Título: Aborto: Igreja derrota proposta do governo
Autor: Éboli, Evandro
Fonte: O Globo, 19/11/2007, O País, p. 5

Católicos pressionam delegados de conferência de saúde, e projeto de descriminalização da prática é rejeitado

BRASÍLIA. No embate sobre a legalização do aborto no Brasil, prevaleceu a pressão de setores da Igreja Católica. A proposta de descriminalização do aborto foi rejeitada ontem por 70% dos votos dos cerca de 2,7 mil delegados da 13ª Conferência Nacional de Saúde. Foi uma derrota do Ministério da Saúde, que defende a aprovação de um projeto de lei que acaba com a criminalização da mulher que se submeter a um aborto. Mais organizados, os católicos ocuparam os lugares estratégicos à frente da mesa de trabalhos.

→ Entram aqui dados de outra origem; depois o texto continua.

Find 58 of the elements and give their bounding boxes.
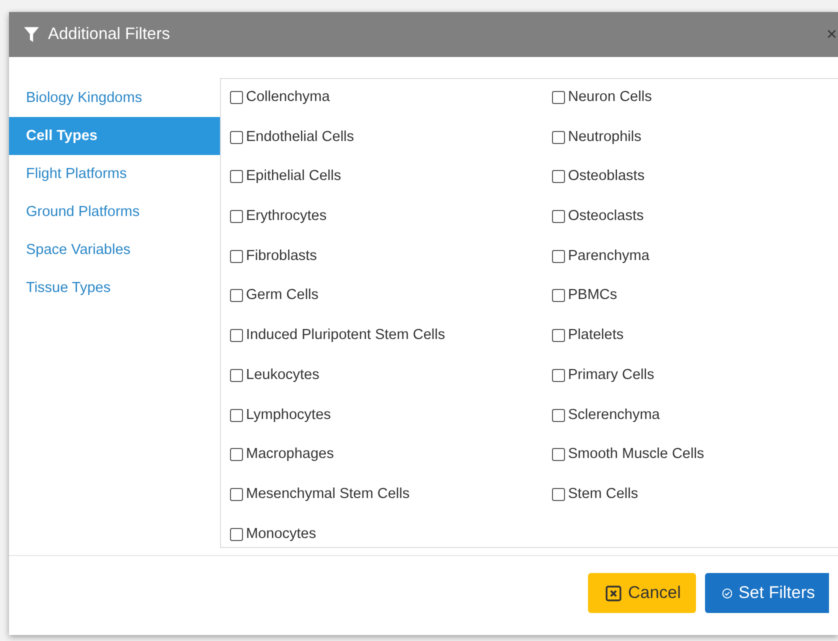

A proposta rejeitada dizia o seguinte: "Assegurar os direitos sexuais e reprodutivos, respeitar a autonomia das mulheres sobre seu corpo, e a questão do aborto, reconhecendo-o como problema de saúde pública e discutir sua descriminalização por meio de projeto de lei".

Para Clóvis Boufleur, diretor de Relações Institucionais da Pastoral da Criança, a decisão da conferência foi uma vitória da sociedade, que, segundo ele, é contra a descriminalização. Boufleur disse que os religiosos mobilizaram cerca de 400 pessoas para atuar no convencimento dos delegados.

Proposta do governo fora aprovada em sete plenárias

A proposta defendida pelo governo havia sido aprovada em sete das dez plenárias na quinta-feira, mas esse resultado não se confirmou no plenário.

- Havia um esforço para banalizar a vida, com divulgação exagerada de dados incorretos. A legalização do aborto não resolveria o problema da saúde da mulher. O que precisa é o governo melhorar a oferta de informações sobre a concepção e não ficar correndo atrás do prejuízo - disse Boufleur.

Indignado com o resultado da conferência, o diretor do Departamento de Ações Programáticas e Estratégicas do Ministério da Saúde, Adson França, que representou o ministro José Gomes Temporão no evento, disse que a Igreja Católica montou uma "verdadeira claque". Antes de votar o mérito da proposta, os religiosos sequer permitiram a discussão.

- Foi um absurdo não permitirem a discussão de um assunto tão polêmico como esse. Na visão do ministério, o aborto é um problema grave de saúde pública. É a segunda causa de internação obstétrica no SUS. As vítimas do aborto mal feito são as mulheres negras e pobres, que não têm condições de pagar por clínicas que fazem abortos. Não permitir que sejam atendidas devidamente é uma hipocrisia. É uma crueldade - disse Adson França.